ROLLS-ROYCE SAYS ONE PART CAUSED QANTAS A380 BLOW-OUT
The engine broke apart on a Qantas A380 aircraft on 4 November
Rolls-Royce has said that a mid-air engine explosion during an A380 super-jumbo jet flight to Australia resulted from a single faulty component.
Rolls said it was correcting the fault, which is specific to its Trent 900 engine model and is not an issue on other engines.
The statement helped allay investors' concerns, with Rolls-Royce shares up by more than 3% in morning trade.
But Rolls added that the problems were set to hit profit growth this year.
Australian airline Qantas grounded its fleet of six A380s after an engine broke apart on a flight to Australia on 4 November.
The plane was forced to make an emergency landing in Singapore, and the incident forced all A380 operators to check their planes.
Rolls-Royce said its investigations had led “to two key conclusions”.

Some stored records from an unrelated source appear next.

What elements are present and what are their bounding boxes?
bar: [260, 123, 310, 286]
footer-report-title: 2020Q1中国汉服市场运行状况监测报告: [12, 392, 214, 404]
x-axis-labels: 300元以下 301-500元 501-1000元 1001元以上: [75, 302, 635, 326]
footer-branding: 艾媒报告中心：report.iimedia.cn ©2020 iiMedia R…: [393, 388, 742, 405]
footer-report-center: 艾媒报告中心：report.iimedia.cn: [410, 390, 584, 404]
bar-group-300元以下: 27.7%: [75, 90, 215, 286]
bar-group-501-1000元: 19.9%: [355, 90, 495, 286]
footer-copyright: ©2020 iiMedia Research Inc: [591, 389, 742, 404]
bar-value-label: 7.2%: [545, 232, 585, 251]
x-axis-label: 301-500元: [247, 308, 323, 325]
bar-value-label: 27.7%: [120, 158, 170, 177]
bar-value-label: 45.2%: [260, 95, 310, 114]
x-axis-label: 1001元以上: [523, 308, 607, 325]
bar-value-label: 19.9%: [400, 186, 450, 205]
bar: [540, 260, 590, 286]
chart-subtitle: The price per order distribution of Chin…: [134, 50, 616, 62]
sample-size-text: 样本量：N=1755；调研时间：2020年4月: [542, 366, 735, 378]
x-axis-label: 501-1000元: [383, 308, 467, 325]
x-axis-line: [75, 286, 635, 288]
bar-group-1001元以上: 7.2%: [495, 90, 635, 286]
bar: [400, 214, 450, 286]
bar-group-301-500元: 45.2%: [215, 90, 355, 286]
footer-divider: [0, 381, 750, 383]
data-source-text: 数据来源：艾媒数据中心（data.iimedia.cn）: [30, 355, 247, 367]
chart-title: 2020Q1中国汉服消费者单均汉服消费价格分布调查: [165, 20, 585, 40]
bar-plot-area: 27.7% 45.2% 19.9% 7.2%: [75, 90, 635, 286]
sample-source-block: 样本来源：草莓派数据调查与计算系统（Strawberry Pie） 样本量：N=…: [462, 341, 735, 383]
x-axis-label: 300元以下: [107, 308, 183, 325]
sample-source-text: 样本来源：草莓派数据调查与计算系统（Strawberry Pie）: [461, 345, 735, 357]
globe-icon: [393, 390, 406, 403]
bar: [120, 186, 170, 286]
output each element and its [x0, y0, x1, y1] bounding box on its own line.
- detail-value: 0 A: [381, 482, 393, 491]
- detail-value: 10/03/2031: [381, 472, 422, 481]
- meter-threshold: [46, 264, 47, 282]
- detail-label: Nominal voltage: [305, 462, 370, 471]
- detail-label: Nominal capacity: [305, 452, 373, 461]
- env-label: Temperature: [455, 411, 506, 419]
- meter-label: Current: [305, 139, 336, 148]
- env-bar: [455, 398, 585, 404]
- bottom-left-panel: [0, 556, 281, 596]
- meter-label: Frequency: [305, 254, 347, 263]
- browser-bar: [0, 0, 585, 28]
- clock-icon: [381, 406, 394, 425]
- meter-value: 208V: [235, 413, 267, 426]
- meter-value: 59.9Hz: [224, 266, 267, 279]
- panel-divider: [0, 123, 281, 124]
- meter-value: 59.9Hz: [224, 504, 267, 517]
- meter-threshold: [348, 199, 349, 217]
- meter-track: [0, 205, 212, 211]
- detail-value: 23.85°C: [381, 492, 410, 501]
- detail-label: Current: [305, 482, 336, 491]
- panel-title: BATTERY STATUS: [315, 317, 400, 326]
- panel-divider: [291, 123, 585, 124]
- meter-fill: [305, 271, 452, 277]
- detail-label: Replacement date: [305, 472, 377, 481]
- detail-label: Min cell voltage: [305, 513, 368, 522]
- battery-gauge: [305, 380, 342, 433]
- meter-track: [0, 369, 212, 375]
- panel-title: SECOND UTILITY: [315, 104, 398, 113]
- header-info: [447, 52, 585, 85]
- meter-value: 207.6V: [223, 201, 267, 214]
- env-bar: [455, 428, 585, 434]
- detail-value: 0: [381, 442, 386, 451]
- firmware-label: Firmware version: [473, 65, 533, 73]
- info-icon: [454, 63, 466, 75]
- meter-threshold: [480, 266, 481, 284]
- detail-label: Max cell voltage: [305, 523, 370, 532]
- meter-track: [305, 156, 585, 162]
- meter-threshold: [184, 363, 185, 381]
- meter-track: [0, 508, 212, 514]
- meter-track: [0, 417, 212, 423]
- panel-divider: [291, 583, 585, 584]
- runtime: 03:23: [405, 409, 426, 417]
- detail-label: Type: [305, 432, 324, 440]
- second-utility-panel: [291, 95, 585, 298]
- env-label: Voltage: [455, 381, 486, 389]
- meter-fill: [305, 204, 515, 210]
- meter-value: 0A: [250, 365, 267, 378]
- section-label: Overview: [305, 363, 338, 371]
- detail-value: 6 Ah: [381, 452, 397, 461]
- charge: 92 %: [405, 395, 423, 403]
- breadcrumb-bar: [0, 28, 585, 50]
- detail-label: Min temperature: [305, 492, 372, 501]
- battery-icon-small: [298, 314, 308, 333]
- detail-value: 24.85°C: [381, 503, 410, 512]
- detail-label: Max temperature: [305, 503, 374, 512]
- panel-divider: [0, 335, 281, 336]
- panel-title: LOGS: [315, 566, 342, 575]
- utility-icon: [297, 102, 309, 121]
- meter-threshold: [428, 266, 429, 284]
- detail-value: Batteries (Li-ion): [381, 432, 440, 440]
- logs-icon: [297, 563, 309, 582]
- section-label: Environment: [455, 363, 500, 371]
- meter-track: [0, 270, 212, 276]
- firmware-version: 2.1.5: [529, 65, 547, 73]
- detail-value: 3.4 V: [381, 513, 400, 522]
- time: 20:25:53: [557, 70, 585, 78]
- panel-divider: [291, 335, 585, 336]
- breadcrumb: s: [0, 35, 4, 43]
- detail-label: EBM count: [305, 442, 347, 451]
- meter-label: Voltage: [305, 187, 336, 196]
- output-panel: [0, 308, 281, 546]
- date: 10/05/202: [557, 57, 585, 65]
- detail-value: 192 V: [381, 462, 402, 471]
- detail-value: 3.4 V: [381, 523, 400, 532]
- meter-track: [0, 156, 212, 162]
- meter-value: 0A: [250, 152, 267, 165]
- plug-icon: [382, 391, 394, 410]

First, that only the Trent 900 was affected; second, that the engine failure “was confined to a specific component” which led to an oil fire and loss of turbine pressure.
This event… will have an impact on the group's financial performance this year'
Sir John Rose
Rolls-Royce chief executive
Rolls-Royce said that corrective measures would “enable our customers progressively to bring the whole fleet back into service”.
Profits to slow
The company's shares fell sharply immediately after the Qantas engine incident, in part because of concerns about a lack of information from Rolls-Royce about the cause.
However, following the latest update from the company, its shares were up more than 3% in morning trading.
The increase came despite Rolls' chief executive, Sir John Rose, saying that the engine problems would “have an impact on the group's financial performance this year”.
In July, the company indicated that underlying profit growth for the year would be about 4%-5%.
But this will now by “slightly lower than previously guided,” Rolls-Royce said.
Meanwhile, European planemaker Airbus, which makes the A380, said that deliveries of the aircraft may be affected by the engine problems.
“I would not rule out some impact on the delivery schedule,” chief executive Tom Enders said. “I don't know how severe that would be.”
But he added that he did not expect the engine incident to damage the reputation of the world's largest passenger aircraft.
“It is not an incident that makes us or airlines happy but I am absolutely sure, given the positive reception received so far from airlines and passengers… that the reputation of the aircraft will remain untarnished and increase in years ahead,” Mr Enders said.
Qantas' A380s are still grounded, but the airline said in a statement said that it hoped “it will be days rather than weeks before we are able to return the aircraft to service”.
The carrier added: “It will take several days for Rolls-Royce to identify relevant engines as far as this modification is concerned and to source the necessary components.”